Deal for Modernized Energy Charter Treaty Insufficient for Ambitious Climate Action
The new "agreement in principle" for a modernized Energy Charter Treaty (ECT) falls short of pledges to make the trade and investment deal better suited to achieving international climate goals, IISD experts say.
The Energy Charter Treaty's contracting parties announced the deal on Friday, June 24, capping years of talks that were launched after mounting concerns over the ECT’s excessive use by investors in disputes and record-breaking financial awards against governments. The treaty has long been used to challenge climate action measures. IISD research shows that the ECT is the international investment agreement most commonly used by fossil fuel investors for filing legal claims under international law.

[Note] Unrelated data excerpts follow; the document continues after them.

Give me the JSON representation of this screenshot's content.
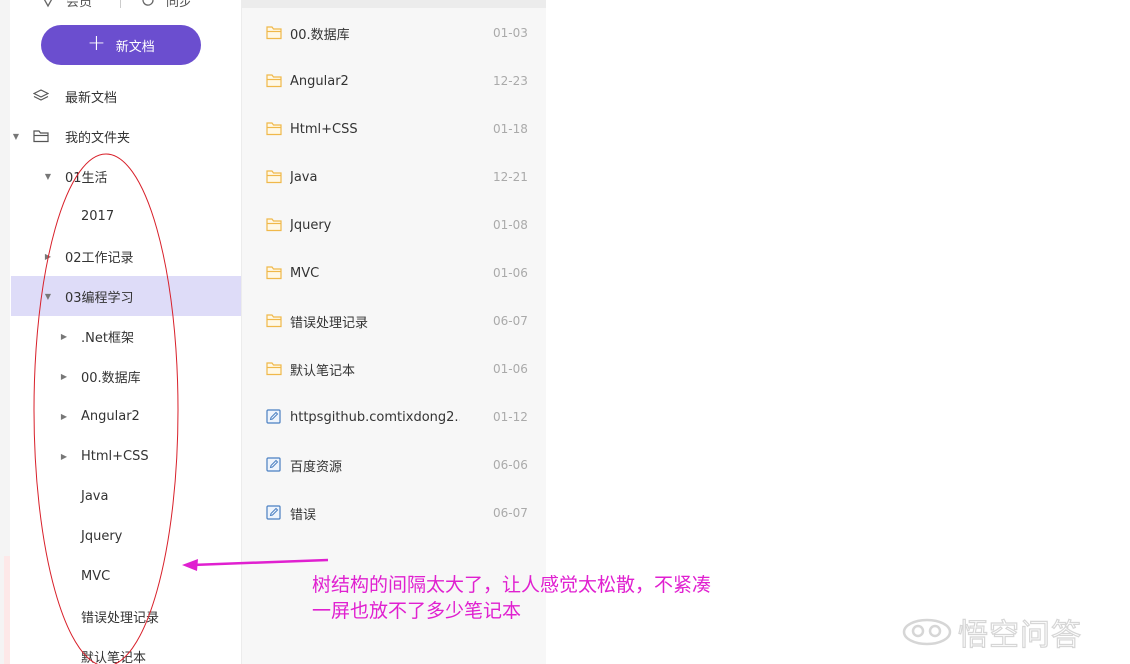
{
  "toolbar": {
    "share_label": "会员",
    "sync_label": "同步"
  },
  "sidebar": {
    "new_doc_label": "新文档",
    "latest_docs_label": "最新文档",
    "my_folder_label": "我的文件夹",
    "tree": [
      {
        "label": "01生活",
        "level": 1,
        "caret": "down"
      },
      {
        "label": "2017",
        "level": 2,
        "caret": "none"
      },
      {
        "label": "02工作记录",
        "level": 1,
        "caret": "right"
      },
      {
        "label": "03编程学习",
        "level": 1,
        "caret": "down",
        "selected": true
      },
      {
        "label": ".Net框架",
        "level": 2,
        "caret": "right"
      },
      {
        "label": "00.数据库",
        "level": 2,
        "caret": "right"
      },
      {
        "label": "Angular2",
        "level": 2,
        "caret": "right"
      },
      {
        "label": "Html+CSS",
        "level": 2,
        "caret": "right"
      },
      {
        "label": "Java",
        "level": 2,
        "caret": "none"
      },
      {
        "label": "Jquery",
        "level": 2,
        "caret": "none"
      },
      {
        "label": "MVC",
        "level": 2,
        "caret": "none"
      },
      {
        "label": "错误处理记录",
        "level": 2,
        "caret": "none"
      },
      {
        "label": "默认笔记本",
        "level": 2,
        "caret": "none"
      }
    ]
  },
  "doc_list": [
    {
      "title": "00.数据库",
      "date": "01-03",
      "icon": "folder-icon"
    },
    {
      "title": "Angular2",
      "date": "12-23",
      "icon": "folder-icon"
    },
    {
      "title": "Html+CSS",
      "date": "01-18",
      "icon": "folder-icon"
    },
    {
      "title": "Java",
      "date": "12-21",
      "icon": "folder-icon"
    },
    {
      "title": "Jquery",
      "date": "01-08",
      "icon": "folder-icon"
    },
    {
      "title": "MVC",
      "date": "01-06",
      "icon": "folder-icon"
    },
    {
      "title": "错误处理记录",
      "date": "06-07",
      "icon": "folder-icon"
    },
    {
      "title": "默认笔记本",
      "date": "01-06",
      "icon": "folder-icon"
    },
    {
      "title": "httpsgithub.comtixdong2...",
      "date": "01-12",
      "icon": "note-icon"
    },
    {
      "title": "百度资源",
      "date": "06-06",
      "icon": "note-icon"
    },
    {
      "title": "错误",
      "date": "06-07",
      "icon": "note-icon"
    }
  ],
  "annotation": {
    "line1": "树结构的间隔太大了，让人感觉太松散，不紧凑",
    "line2": "一屏也放不了多少笔记本",
    "color": "#e020d0"
  },
  "watermark": {
    "text": "悟空问答"
  },
  "colors": {
    "accent": "#6b4ecf",
    "selected_row": "#dedcf8",
    "folder": "#f0b84a",
    "note": "#4a7fc1"
  }
}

Yet despite pledges by many ECT contracting parties that this modernization process would lead to a more climate-friendly deal, the Energy Charter Conference’s public communication on Friday indicates that the revised treaty will still leave fossil fuel investments protected for at least a decade or longer.
For instance, the European Union and the United Kingdom have agreed that fossil fuel investments that already exist in their territories will only stop benefitting from investment protections starting 10 years after the new treaty enters into force. That means that fossil fuel investors can still file investor–state dispute settlement (ISDS) claims well into the coming decade—even as new research shows that phasing out oil and gas production and consumption must happen on a much faster timetable and that no new oil and gas fields should be developed if we are to limit global warming to 1.5°C.
"Allowing fossil fuel investors to continue to sue governments using ISDS for over 10 years from when the new agreement enters into force undermines governments' ability to address our climate crisis," said Nathalie Bernasconi-Osterwalder, Executive Director of IISD Europe and Senior Director of IISD's Economic Law and Policy program.
To date, other ECT contracting parties have not publicly indicated that they will end investor protections and ISDS for fossil fuel investments in their territories.
"We don't know yet if other ECT contracting parties will set some limits for fossil fuel investments, but even if they do, the modernized treaty will still make it hard for governments to undertake environmental measures to tackle other sustainability challenges," said Lukas Schaugg, International Law Analyst at IISD.
Over the coming months, the deal will undergo "editorial and legal review" and, if no contracting party objects, it will be forwarded for adoption in November. Entry into force then requires at least three quarters of contracting parties to ratify, which could take months or years.
"Until then, the existing treaty remains in place. Yet both versions will make it difficult for governments to take the steps necessary for putting the objectives of the Paris Agreement into practice," said Suzy Nikièma, IISD’s Lead, Sustainable Investment.
Contracting parties need to acknowledge that the outcome as it stands is not fit for purpose in undertaking ambitious climate action. The modernized treaty will also continue to hamper governments' ability to adopt crucial environmental measures in other areas, such as in tackling biodiversity loss or pollution. Unless contracting parties still have the possibility and will to address these major concerns, they will have to consider withdrawal from the treaty, rather than replacing one problematic agreement with another.